Although the New York court called such behavior “a paradigm of rudeness” and ordered monetary sanctions against the acid-tongued attorney, it was not able to act under any authority that specifically prohibited such conduct. Rather, it had to cobble together a remedy based on a prohibition addressing frivolous conduct in civil litigation contained in the Rules of the Chief Administrator of the Courts.
In another case, a New York judge had to rely on a state civil practice rule dealing with failure to disclose discovery in order to boot a case in which plaintiff’s counsel called defense counsel a “scared little man” who practiced “in the sewer.” Corsini v. U-Haul International Inc., 630 N.Y.S.2d 45 (App. Div. 1995).
On Oct. 1, however, the Uniform Rules Relating to the Conduct of Depositions went into effect, giving New York state’s trial court judges a more direct way to crack down on bad behavior. The rules are designed to combat rudeness along with such obstructionist tactics as speaking objections that provide deponents answers, frivolous instructions to witnesses to not answer questions, and abrupt interruptions during questioning.
The rules were adopted by New York’s Chief Administrative Judge Jonathan Lippman upon the recommendation of the Advisory Committee on Civil Practice, which in its June 2005 report stated, “It is not unusual for attorneys, for tactical reasons or because of overzealousness or rudeness, deliberately to interrupt and burden depositions with comments about the adversary’s case.”
Indeed, committee members had observed such behavior across practice areas, including criminal, civil, family and commercial litigation, says its chair, Albany lawyer George F. Carpinello.
But New York isn’t the only state to take a stand against deposition abuses, nor is it the first, notes David Hricik, a law professor at Mercer University in Macon, Ga., and co-host of LegalEthics.com.
Among the states with rules already on the books are Colorado, Florida, Massachusetts, Nevada, New Mexico, South Carolina, Texas, Wyoming, Vermont and West Virginia, says Hricik.

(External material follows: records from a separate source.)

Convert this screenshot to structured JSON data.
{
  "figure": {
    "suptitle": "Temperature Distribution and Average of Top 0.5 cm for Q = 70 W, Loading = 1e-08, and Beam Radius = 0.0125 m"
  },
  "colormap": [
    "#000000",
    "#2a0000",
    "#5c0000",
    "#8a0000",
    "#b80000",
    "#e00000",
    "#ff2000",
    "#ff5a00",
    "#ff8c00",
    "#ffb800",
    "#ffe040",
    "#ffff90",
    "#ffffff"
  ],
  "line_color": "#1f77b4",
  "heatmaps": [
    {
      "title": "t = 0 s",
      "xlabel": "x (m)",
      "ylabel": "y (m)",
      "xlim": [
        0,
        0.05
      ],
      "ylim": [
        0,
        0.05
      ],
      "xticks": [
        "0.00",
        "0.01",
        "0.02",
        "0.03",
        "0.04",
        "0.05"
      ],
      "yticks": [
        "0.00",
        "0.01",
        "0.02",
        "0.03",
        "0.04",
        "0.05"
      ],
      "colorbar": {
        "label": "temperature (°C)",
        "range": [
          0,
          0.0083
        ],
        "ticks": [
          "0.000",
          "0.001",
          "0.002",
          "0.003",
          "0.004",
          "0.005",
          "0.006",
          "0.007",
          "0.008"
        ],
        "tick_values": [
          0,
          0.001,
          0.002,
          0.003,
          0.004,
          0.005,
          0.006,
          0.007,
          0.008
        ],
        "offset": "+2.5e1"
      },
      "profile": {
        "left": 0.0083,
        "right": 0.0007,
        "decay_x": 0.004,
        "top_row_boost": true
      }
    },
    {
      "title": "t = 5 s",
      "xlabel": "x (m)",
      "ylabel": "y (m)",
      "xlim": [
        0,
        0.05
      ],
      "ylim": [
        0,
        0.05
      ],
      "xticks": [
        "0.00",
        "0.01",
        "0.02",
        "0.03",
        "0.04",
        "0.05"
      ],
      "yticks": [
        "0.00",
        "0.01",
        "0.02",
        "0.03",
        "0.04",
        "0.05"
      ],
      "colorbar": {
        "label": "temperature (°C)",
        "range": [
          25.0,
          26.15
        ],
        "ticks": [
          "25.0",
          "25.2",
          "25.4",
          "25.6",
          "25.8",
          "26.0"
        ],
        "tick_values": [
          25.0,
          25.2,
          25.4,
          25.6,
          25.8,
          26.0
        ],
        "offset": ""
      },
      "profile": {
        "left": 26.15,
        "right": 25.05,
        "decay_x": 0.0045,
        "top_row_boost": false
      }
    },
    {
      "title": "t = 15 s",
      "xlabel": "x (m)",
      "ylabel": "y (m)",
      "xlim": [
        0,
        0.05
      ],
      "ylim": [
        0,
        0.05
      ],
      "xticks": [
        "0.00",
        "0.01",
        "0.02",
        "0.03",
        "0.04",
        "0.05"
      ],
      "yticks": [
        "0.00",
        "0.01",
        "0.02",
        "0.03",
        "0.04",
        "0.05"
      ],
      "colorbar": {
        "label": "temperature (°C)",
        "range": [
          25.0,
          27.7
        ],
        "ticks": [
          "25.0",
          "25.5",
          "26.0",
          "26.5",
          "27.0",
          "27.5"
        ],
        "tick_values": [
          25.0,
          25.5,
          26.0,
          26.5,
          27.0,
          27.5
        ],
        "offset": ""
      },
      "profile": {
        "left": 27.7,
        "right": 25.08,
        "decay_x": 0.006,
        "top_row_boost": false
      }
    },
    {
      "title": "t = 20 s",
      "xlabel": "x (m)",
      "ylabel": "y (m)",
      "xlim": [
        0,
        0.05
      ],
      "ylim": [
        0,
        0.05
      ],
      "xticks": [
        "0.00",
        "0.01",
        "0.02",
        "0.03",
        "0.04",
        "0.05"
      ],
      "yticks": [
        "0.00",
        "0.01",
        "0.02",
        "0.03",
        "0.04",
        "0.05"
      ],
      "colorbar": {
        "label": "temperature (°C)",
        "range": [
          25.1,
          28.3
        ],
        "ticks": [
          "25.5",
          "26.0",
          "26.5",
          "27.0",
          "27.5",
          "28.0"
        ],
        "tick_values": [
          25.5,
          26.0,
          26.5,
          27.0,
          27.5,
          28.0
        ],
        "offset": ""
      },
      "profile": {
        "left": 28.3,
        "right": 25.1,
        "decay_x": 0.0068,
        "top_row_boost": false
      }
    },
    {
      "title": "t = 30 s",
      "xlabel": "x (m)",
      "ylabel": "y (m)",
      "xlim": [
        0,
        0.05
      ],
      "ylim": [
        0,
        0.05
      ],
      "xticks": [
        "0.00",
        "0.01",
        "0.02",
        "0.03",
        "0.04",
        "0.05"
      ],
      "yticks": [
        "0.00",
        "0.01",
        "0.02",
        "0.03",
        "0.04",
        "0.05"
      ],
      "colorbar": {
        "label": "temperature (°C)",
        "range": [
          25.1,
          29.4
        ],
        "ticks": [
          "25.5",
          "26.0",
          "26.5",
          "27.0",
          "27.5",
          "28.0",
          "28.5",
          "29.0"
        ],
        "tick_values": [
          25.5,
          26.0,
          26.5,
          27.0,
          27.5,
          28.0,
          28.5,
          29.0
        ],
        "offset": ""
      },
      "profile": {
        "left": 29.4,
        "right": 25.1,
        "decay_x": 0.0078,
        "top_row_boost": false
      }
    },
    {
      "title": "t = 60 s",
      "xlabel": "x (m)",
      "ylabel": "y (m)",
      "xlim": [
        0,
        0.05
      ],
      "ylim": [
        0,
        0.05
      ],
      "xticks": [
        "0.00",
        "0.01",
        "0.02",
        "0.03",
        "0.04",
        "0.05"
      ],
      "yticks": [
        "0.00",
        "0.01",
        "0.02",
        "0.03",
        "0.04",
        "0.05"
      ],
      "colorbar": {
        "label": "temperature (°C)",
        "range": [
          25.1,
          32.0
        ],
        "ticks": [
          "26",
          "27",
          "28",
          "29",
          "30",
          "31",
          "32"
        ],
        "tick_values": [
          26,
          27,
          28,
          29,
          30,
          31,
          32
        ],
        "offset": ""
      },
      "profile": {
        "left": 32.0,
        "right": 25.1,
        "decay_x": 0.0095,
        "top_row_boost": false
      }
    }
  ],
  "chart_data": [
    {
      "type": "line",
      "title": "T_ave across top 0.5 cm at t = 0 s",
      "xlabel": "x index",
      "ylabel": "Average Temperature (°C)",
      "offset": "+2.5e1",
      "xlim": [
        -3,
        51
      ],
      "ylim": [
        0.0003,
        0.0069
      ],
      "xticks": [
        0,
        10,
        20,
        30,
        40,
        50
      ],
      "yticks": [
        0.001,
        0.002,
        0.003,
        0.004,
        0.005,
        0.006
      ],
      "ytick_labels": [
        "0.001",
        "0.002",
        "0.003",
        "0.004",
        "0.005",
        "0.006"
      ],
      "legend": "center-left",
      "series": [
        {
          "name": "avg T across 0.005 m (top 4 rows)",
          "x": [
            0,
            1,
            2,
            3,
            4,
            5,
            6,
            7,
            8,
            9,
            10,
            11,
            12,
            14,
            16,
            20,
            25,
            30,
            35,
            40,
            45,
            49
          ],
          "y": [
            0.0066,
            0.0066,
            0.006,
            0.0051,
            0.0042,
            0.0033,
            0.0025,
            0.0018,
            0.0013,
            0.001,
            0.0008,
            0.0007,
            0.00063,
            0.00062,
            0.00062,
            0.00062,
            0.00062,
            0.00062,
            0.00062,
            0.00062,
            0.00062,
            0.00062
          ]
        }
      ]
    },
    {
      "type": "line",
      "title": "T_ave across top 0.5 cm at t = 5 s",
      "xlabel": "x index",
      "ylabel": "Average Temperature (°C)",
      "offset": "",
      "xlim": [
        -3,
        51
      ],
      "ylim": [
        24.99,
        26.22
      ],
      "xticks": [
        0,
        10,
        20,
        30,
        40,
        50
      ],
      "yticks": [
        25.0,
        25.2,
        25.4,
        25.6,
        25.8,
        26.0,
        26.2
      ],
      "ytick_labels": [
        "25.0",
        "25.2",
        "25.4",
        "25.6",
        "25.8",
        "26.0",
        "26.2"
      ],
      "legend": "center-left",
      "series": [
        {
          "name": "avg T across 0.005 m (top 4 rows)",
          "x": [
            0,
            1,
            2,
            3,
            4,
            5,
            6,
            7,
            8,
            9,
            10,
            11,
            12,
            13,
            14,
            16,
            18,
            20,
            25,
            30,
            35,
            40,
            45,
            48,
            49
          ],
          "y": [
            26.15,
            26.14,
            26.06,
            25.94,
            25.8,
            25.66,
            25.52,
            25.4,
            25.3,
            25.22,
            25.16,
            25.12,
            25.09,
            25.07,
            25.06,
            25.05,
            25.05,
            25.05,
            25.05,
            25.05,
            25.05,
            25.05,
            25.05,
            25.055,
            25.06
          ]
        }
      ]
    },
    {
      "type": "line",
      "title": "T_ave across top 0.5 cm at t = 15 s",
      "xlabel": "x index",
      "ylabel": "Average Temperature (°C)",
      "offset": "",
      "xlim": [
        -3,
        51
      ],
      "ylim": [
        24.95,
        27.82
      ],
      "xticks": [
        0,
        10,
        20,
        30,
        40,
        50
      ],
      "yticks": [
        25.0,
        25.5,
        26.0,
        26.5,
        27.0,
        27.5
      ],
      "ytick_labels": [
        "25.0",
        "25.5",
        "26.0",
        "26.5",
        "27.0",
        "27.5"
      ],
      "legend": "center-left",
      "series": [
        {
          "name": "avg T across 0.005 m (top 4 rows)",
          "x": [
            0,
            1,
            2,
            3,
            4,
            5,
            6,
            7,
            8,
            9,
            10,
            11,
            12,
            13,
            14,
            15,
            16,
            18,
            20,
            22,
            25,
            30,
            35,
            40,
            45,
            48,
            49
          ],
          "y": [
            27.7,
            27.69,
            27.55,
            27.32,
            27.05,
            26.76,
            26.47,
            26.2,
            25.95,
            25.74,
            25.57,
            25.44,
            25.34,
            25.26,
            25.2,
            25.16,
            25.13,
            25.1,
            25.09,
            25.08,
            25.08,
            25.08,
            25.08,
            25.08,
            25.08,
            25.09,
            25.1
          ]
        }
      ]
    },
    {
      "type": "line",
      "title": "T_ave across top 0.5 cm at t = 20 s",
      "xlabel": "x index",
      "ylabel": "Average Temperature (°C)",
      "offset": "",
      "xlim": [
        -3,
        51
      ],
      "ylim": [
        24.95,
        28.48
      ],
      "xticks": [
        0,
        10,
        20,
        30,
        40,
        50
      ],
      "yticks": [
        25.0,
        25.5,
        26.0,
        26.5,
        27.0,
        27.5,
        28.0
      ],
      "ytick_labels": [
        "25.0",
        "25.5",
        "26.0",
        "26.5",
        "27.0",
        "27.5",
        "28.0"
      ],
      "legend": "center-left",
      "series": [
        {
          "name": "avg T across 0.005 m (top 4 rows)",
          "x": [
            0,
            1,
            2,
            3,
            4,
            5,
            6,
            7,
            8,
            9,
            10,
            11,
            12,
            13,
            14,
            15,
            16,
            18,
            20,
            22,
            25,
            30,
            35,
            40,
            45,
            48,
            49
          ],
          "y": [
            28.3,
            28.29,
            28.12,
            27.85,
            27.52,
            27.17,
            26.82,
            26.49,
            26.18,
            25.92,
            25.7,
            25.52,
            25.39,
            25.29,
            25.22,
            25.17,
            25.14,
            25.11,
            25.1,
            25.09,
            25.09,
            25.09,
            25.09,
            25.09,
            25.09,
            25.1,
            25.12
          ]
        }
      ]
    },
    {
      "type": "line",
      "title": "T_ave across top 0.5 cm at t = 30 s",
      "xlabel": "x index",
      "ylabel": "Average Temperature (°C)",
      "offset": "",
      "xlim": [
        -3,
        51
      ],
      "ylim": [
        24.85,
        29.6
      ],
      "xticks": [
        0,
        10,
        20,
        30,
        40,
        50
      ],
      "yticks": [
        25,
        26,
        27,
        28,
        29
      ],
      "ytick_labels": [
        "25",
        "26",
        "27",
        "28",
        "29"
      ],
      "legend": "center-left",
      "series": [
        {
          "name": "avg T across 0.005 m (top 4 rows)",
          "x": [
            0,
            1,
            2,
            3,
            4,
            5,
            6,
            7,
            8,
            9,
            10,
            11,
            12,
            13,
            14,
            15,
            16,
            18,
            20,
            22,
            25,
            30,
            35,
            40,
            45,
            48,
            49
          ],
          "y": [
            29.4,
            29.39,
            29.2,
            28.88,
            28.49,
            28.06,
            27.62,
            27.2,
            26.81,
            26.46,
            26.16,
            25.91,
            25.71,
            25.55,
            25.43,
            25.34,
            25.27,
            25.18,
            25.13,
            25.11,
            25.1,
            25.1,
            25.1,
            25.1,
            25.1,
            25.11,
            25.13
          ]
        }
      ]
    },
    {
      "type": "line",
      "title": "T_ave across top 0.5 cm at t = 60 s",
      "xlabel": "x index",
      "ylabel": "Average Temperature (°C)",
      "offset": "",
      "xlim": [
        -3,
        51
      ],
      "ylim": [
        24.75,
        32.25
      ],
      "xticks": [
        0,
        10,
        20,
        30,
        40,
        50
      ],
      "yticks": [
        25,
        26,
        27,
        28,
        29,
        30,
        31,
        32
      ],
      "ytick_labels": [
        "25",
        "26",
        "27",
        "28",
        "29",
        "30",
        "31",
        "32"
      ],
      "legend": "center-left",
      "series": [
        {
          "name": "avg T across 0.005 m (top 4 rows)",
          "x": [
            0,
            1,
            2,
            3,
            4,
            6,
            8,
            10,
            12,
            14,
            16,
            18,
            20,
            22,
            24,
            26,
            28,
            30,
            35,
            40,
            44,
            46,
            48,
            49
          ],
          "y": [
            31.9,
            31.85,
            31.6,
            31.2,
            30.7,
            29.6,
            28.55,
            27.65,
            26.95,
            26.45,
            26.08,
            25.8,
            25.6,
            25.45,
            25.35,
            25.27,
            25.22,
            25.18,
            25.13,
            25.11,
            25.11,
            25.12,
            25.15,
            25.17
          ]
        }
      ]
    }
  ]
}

He also notes that federal courts have already adopted rules on speaking objections and contentious deposition behavior.
But do rules against abusive deposition conduct really make a difference? Houston lawyer R. Paul Yetter thinks so. “Most trial lawyers in Texas will tell you there was a time when taking depositions with some lawyers was impossible. It was slow and inefficient because of [witness] coaching,” he says. Once Texas put its rules in place, Yetter noticed a marked change. “Witness coaching is not gone, but it has dramatically been cut down.”
New York hopes that its new rules will have a similar impact to the one Yetter experienced in Texas.
And that would be good for litigators, the legal profession and clients, say proponents of the rules. Hricik adds that in addition to promoting civility, rules like those in New York also promote efficiency. “The rules,” he says, “make depositions more like trial testimony and so probably lead to more accurate assessment of case value.”